4) Which federal agency is responsible for conducting and overseeing a large-scale evacuation (including the evacuation of an area larger than a 10-mile radius surrounding a nuclear power plant) following a nuclear disaster? Does that agency currently have the authority to coordinate and direct other federal, state and non-governmental resources, in the same manner as FEMA can following a Stafford Act declaration?

5) Which federal agency is responsible for determining when people that were evacuated from their homes following a nuclear disaster can return, and on what basis is such a determination to be made?
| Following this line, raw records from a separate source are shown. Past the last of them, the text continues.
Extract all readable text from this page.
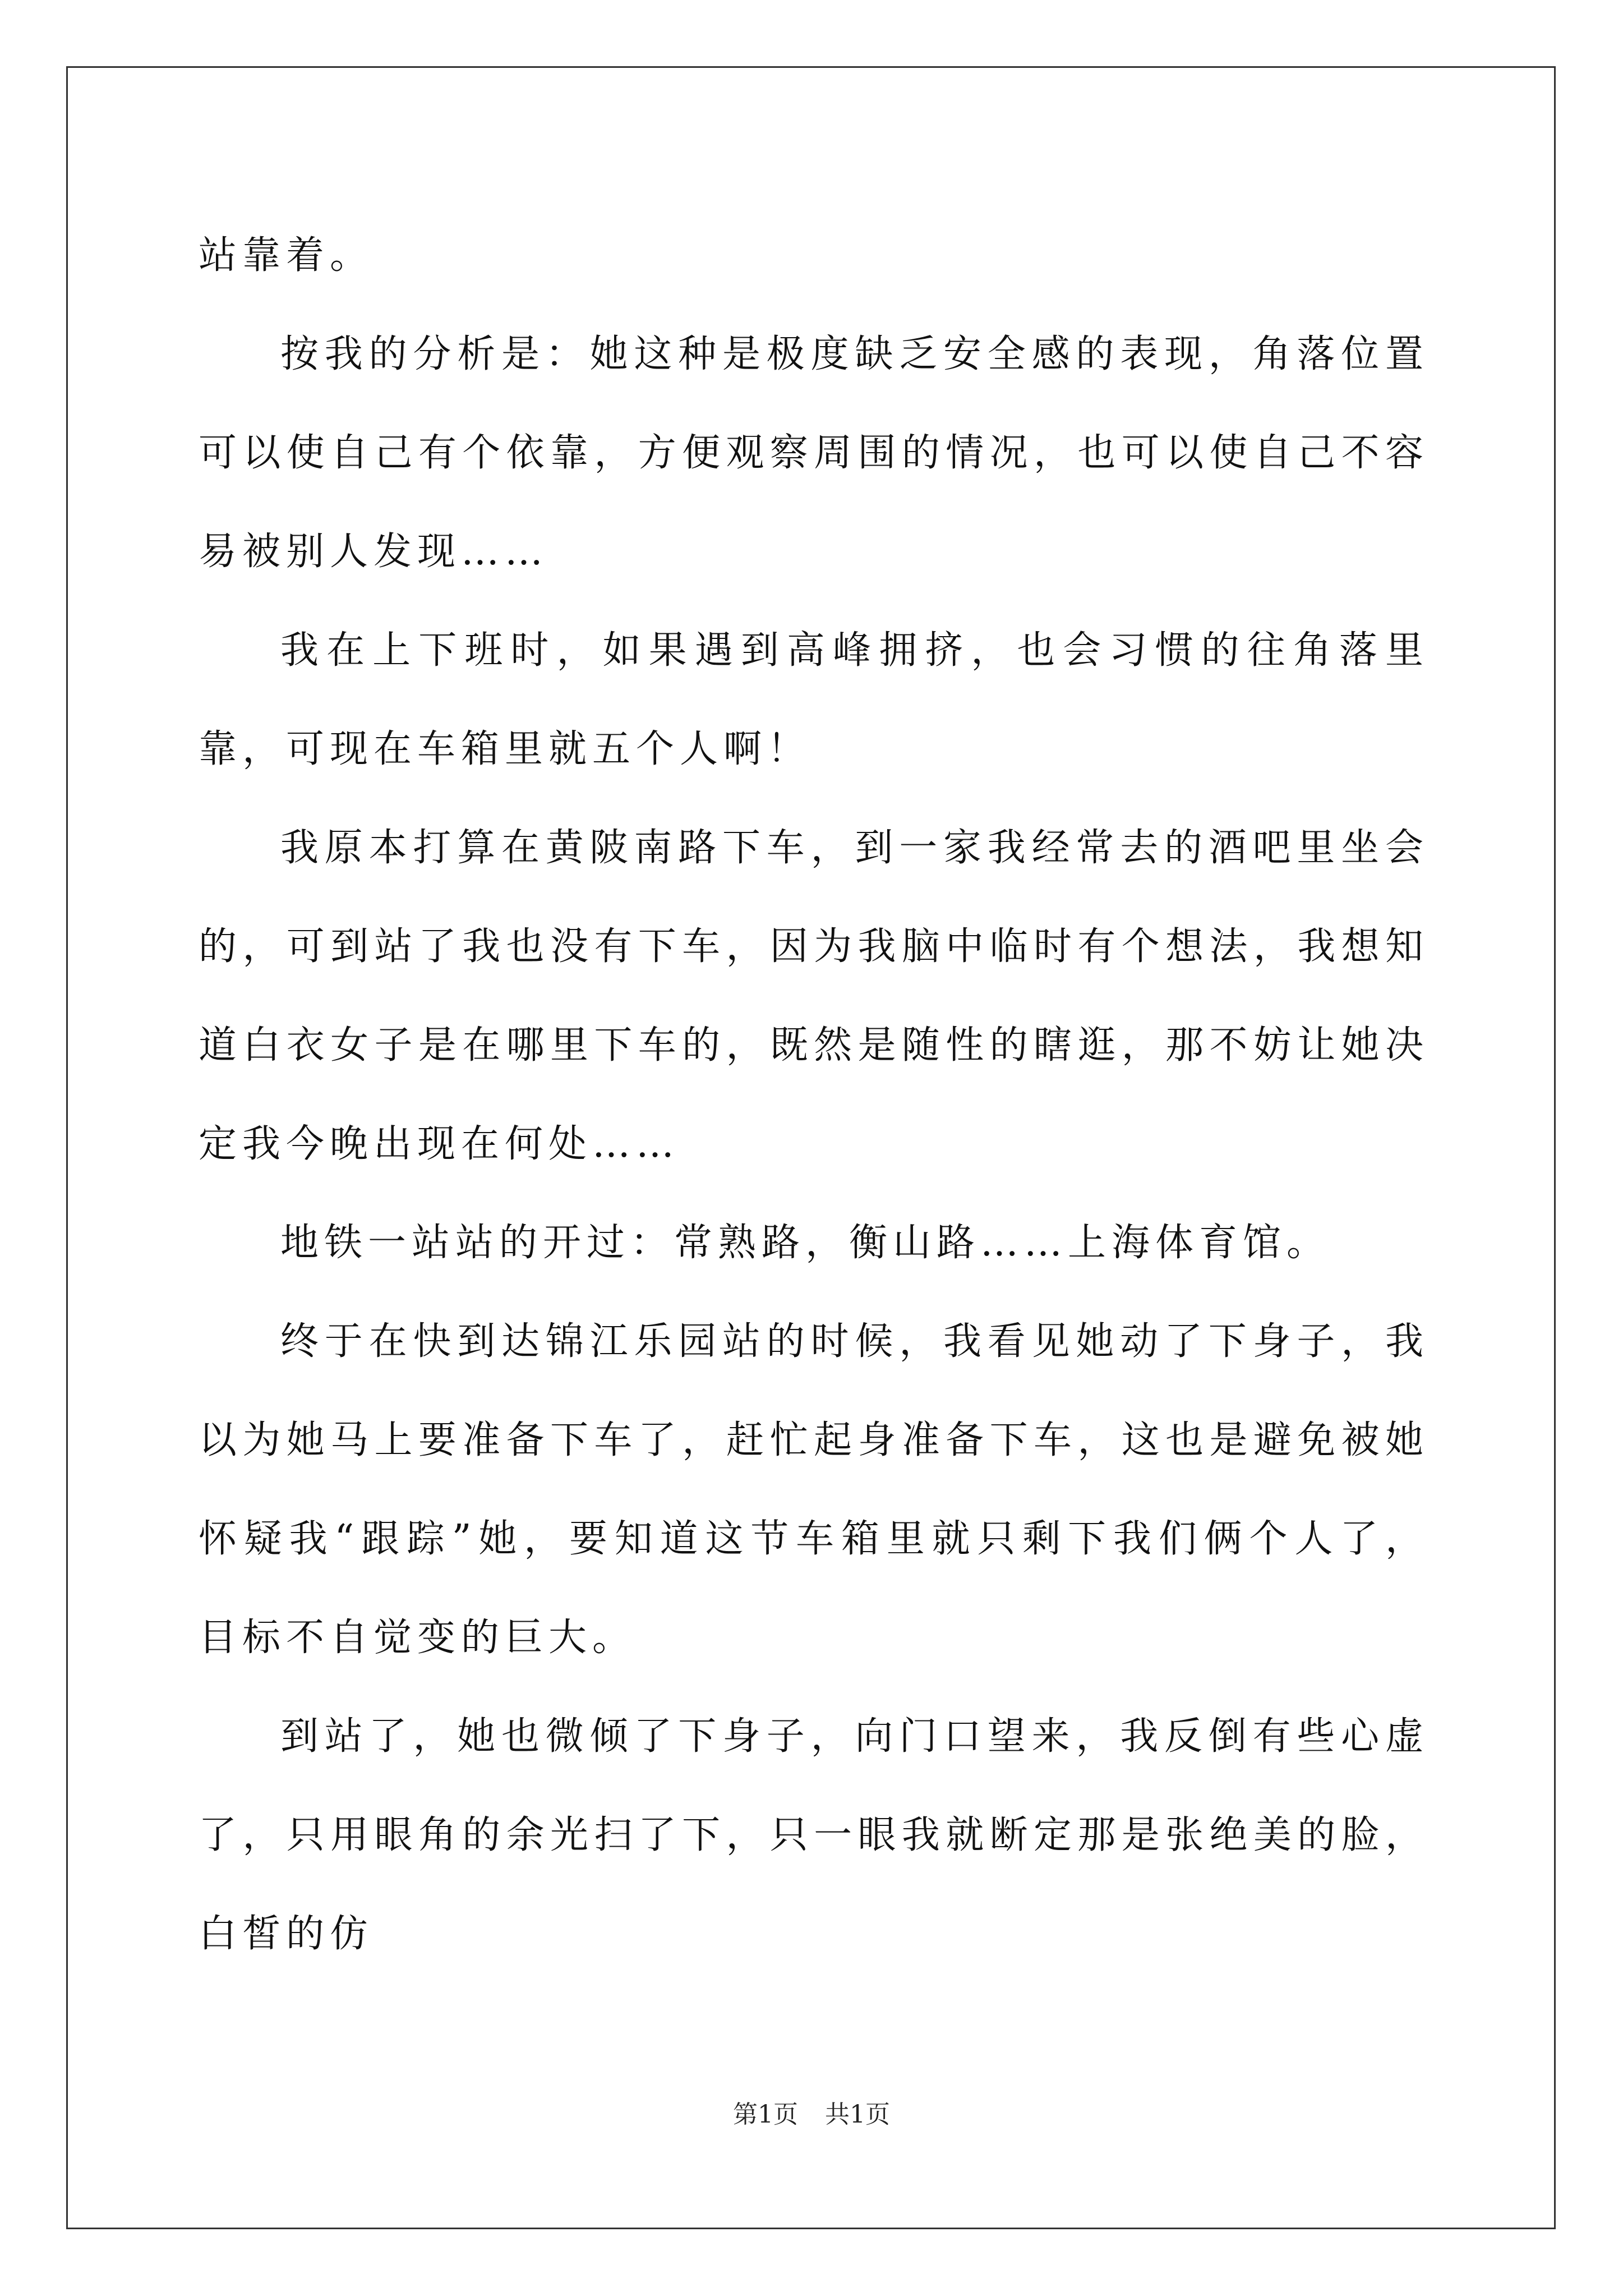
站靠着。

按我的分析是：她这种是极度缺乏安全感的表现，角落位置可以使自己有个依靠，方便观察周围的情况，也可以使自己不容易被别人发现……

我在上下班时，如果遇到高峰拥挤，也会习惯的往角落里靠，可现在车箱里就五个人啊！

我原本打算在黄陂南路下车，到一家我经常去的酒吧里坐会的，可到站了我也没有下车，因为我脑中临时有个想法，我想知道白衣女子是在哪里下车的，既然是随性的瞎逛，那不妨让她决定我今晚出现在何处……

地铁一站站的开过：常熟路，衡山路……上海体育馆。

终于在快到达锦江乐园站的时候，我看见她动了下身子，我以为她马上要准备下车了，赶忙起身准备下车，这也是避免被她怀疑我“跟踪”她，要知道这节车箱里就只剩下我们俩个人了，目标不自觉变的巨大。

到站了，她也微倾了下身子，向门口望来，我反倒有些心虚了，只用眼角的余光扫了下，只一眼我就断定那是张绝美的脸，白皙的仿

第1页 共1页
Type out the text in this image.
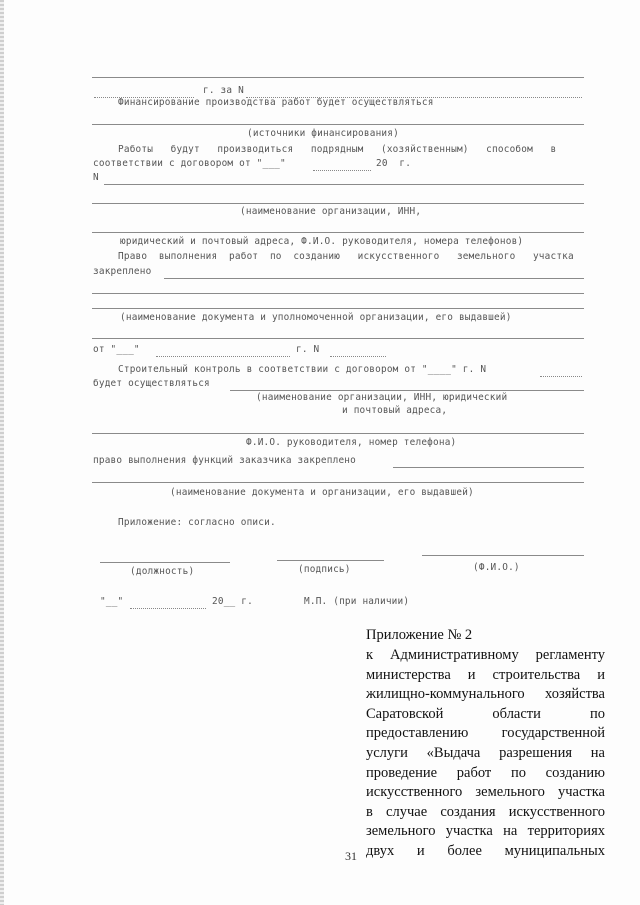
г. за N
Финансирование производства работ будет осуществляться
(источники финансирования)
Работы   будут   производиться   подрядным   (хозяйственным)   способом   в
соответствии с договором от "___"	20  г.
N
(наименование организации, ИНН,
юридический и почтовый адреса, Ф.И.О. руководителя, номера телефонов)
Право  выполнения  работ  по  созданию   искусственного   земельного   участка
закреплено
(наименование документа и уполномоченной организации, его выдавшей)
от "___"	г. N
Строительный контроль в соответствии с договором от "____" г. N
будет осуществляться
(наименование организации, ИНН, юридический
и почтовый адреса,
Ф.И.О. руководителя, номер телефона)
право выполнения функций заказчика закреплено
(наименование документа и организации, его выдавшей)
Приложение: согласно описи.
(должность)	(подпись)	(Ф.И.О.)
"__"	20__ г.	М.П. (при наличии)
Приложение № 2
к Административному регламенту
министерства и строительства и
жилищно-коммунального хозяйства
Саратовской области по
предоставлению государственной
услуги «Выдача разрешения на
проведение работ по созданию
искусственного земельного участка
в случае создания искусственного
земельного участка на территориях
двух и более муниципальных
31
6) Which federal agency is responsible for cleaning up radiation to restore affected areas for people and the environment? Will these long-term standards differ from EPA's current standards for safe radiation levels, and if so, why?

7)Has there been analysis for how earthquake damage to nuclear power plants, combined with other forms of earthquake damage that also require considerable governmental response efforts, would affect emergency response and evacuation efforts and resource needs? If so, please fully describe these plans, and if not, why not? Have the effects of radiation release been accounted for in planning for evacuations that may also be necessary due to other earthquake impacts on buildings? If so, please fully describe these plans, and if not, why not?

Thank you very much for your attention to this important matter. If you have any questions or concerns, please have your staff contact Dr. Michal Freedhoff of the Natural Resources Committee staff or Dr. Ilya Fischhoff of my staff at 202-226-2836.